Given a [mysql] database with a given schema, is it possible to generate an ORM interface for it? doesn't matter if its php, python or perl.

in other words, I have a database and I have to ask it a few questions. while I could just craft a bunch of SQL queries (okay, several dozen), this is way more interesting to think about.

is this a valid question, even? I have no design background with ORMs, but I've used a few (django's, symfony's, etc).

  • Can you map each of your objects to a table, or by following foreign key relationships, adequately reconstruct the object? If so, then yes it can be done. – James Black Apr 15 '10 at 1:22

Django's ORM will do this for you (or at least it will get the process started for you).

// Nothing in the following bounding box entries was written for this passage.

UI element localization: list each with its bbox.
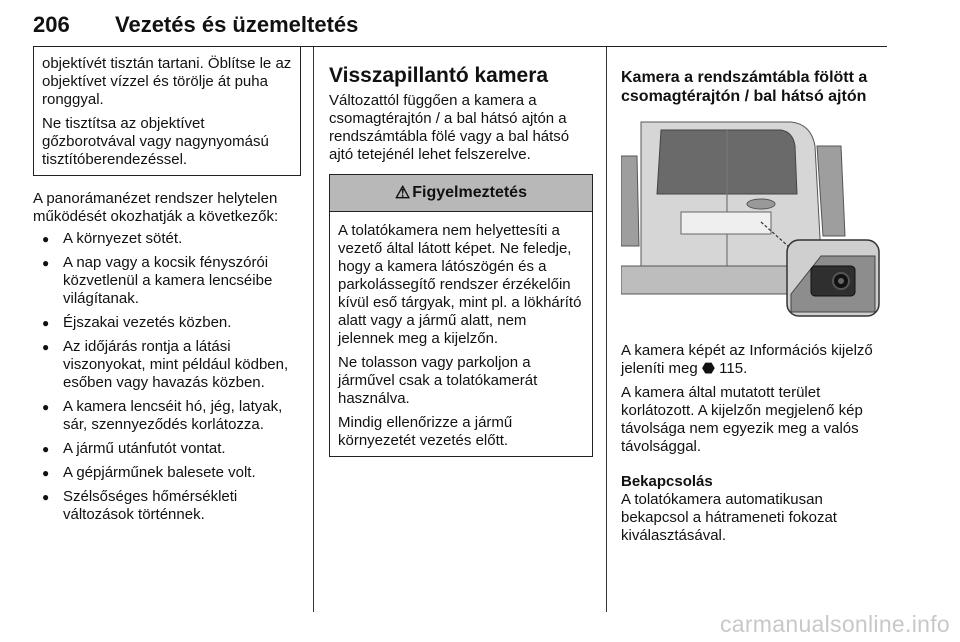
area-paragraph: A kamera által mutatott terület korlátozott. A kijelzőn megjelenő kép távolsága nem egyezik meg a valós távolsággal. [621,384,863,455]
camera-illustration [621,116,883,326]
activation-paragraph: A tolatókamera automatikusan bekapcsol a hátrameneti fokozat kiválasztásával. [621,491,837,544]
column-divider [606,47,607,612]
display-paragraph: A kamera képét az Információs kijelző jeleníti meg ⬣ 115. [621,342,873,377]
list-item: ● A kamera lencséit hó, jég, latyak, sár, szennyeződés korlátozza. [33,398,301,434]
list-item: ● A gépjárműnek balesete volt. [33,464,301,482]
cause-list [33,230,301,524]
column-middle [329,64,595,457]
page-header [33,8,887,47]
page-reference: 115. [719,360,748,377]
list-item: ● A nap vagy a kocsik fényszórói közvetlenül a kamera lencséibe világítanak. [33,254,301,308]
section-title: Kamera a rendszámtábla fölött a csomagtérajtón / bal hátsó ajtón [621,69,868,105]
warning-paragraph: Mindig ellenőrizze a jármű környezetét vezetés előtt. [338,414,513,449]
warning-title: Figyelmeztetés [412,184,527,201]
list-item: ● A környezet sötét. [33,230,301,248]
continued-box [33,47,301,176]
list-item: ● A jármű utánfutót vontat. [33,440,301,458]
section-title: Visszapillantó kamera [329,64,549,87]
column-right [621,68,889,551]
box-paragraph: objektívét tisztán tartani. Öblítse le az objektívet vízzel és törölje át puha ronggyal. [42,55,292,108]
column-left [33,47,301,530]
page-title: Vezetés és üzemeltetés [115,12,359,37]
list-item: ● Éjszakai vezetés közben. [33,314,301,332]
warning-body [330,212,592,456]
warning-paragraph: Ne tolasson vagy parkoljon a járművel csak a tolatókamerát használva. [338,354,538,407]
warning-paragraph: A tolatókamera nem helyettesíti a vezető által látott képet. Ne feledje, hogy a kamera látószögén és a parkolássegítő rendszer érzékelőin kívül eső tárgyak, mint pl. a lökhárító alatt vagy a jármű alatt, nem jelennek meg a kijelzőn. [338,222,582,347]
warning-header [330,175,592,212]
warning-icon: ⚠ [395,183,411,202]
subsection-title: Bekapcsolás [621,473,713,490]
column-divider [313,47,314,612]
watermark: carmanualsonline.info [719,611,950,637]
intro-paragraph: A panorámanézet rendszer helytelen működését okozhatják a következők: [33,190,279,225]
reference-arrow-icon: ⬣ [701,360,715,377]
warning-box [329,174,593,457]
box-paragraph: Ne tisztítsa az objektívet gőzborotvával vagy nagynyomású tisztítóberendezéssel. [42,115,269,168]
page-number: 206 [33,12,70,37]
list-item: ● Az időjárás rontja a látási viszonyokat, mint például ködben, esőben vagy havazás közben. [33,338,301,392]
intro-paragraph: Változattól függően a kamera a csomagtérajtón / a bal hátsó ajtón a rendszámtábla fölé vagy a bal hátsó ajtó tetejénél lehet felszerelve. [329,92,570,163]
list-item: ● Szélsőséges hőmérsékleti változások történnek. [33,488,301,524]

Just set up a django app as you normally would (including DB connection settings), then do this:

$ python manage.py inspectdb > models.py

I did this once to help me make sense of a legacy (php) website database that I was tasked with maintaining. It was a little work, but ultimately I was able to use the django admin site to manage it (the project was shelved, but that's another story).

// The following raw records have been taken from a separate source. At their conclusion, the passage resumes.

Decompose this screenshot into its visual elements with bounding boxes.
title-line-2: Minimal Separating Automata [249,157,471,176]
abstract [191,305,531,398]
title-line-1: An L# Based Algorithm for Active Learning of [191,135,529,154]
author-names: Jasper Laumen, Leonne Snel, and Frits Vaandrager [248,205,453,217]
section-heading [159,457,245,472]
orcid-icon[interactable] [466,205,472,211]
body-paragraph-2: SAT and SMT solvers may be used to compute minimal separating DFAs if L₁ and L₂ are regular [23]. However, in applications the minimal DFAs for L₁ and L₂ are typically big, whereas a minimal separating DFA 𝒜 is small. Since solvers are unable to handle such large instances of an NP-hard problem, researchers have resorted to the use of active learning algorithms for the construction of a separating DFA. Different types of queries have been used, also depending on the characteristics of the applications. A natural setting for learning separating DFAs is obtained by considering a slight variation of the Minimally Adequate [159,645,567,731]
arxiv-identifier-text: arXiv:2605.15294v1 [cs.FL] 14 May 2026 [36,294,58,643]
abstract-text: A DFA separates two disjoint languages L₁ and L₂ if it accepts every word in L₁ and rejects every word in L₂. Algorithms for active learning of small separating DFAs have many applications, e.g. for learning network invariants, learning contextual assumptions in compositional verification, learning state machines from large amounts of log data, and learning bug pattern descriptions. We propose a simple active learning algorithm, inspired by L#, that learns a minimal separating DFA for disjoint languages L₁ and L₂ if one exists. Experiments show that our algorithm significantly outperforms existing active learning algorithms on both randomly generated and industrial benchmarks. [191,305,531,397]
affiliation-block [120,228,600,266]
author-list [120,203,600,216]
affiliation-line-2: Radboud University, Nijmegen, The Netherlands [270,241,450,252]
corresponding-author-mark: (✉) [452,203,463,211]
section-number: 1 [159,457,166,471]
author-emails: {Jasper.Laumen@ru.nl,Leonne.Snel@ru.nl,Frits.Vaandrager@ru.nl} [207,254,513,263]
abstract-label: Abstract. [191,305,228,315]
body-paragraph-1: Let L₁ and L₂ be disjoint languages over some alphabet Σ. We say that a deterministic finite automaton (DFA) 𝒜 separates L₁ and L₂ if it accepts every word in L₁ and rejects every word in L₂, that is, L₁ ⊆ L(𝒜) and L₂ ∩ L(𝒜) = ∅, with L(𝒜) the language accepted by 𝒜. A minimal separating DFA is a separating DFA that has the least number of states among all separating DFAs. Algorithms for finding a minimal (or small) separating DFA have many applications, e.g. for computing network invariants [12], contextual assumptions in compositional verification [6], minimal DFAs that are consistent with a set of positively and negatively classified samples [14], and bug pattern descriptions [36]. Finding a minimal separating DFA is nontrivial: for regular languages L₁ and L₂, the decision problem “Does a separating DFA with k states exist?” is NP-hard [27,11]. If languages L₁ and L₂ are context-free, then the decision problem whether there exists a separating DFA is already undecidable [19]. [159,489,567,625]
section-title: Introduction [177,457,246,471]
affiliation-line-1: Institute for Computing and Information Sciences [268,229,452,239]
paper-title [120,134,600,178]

See: http://docs.djangoproject.com/en/dev/howto/legacy-databases/

  • that's super cool. I'll have to check this out. – Oren Mazor Apr 15 '10 at 2:25

I'm not sure exactly what you're asking, but I suspect the answer is "sure, you can point an ORM tool at an existing database and get back some classes that are somewhat useful"

Doctrine comes to mind as a PHP ORM tool that can (sort of) do this. If your schema has reasonable names for things, it will do it's best to discover relationships for you, etc.

Not sure that it's actually worth the effort, but if you're curious, why not give it a spin?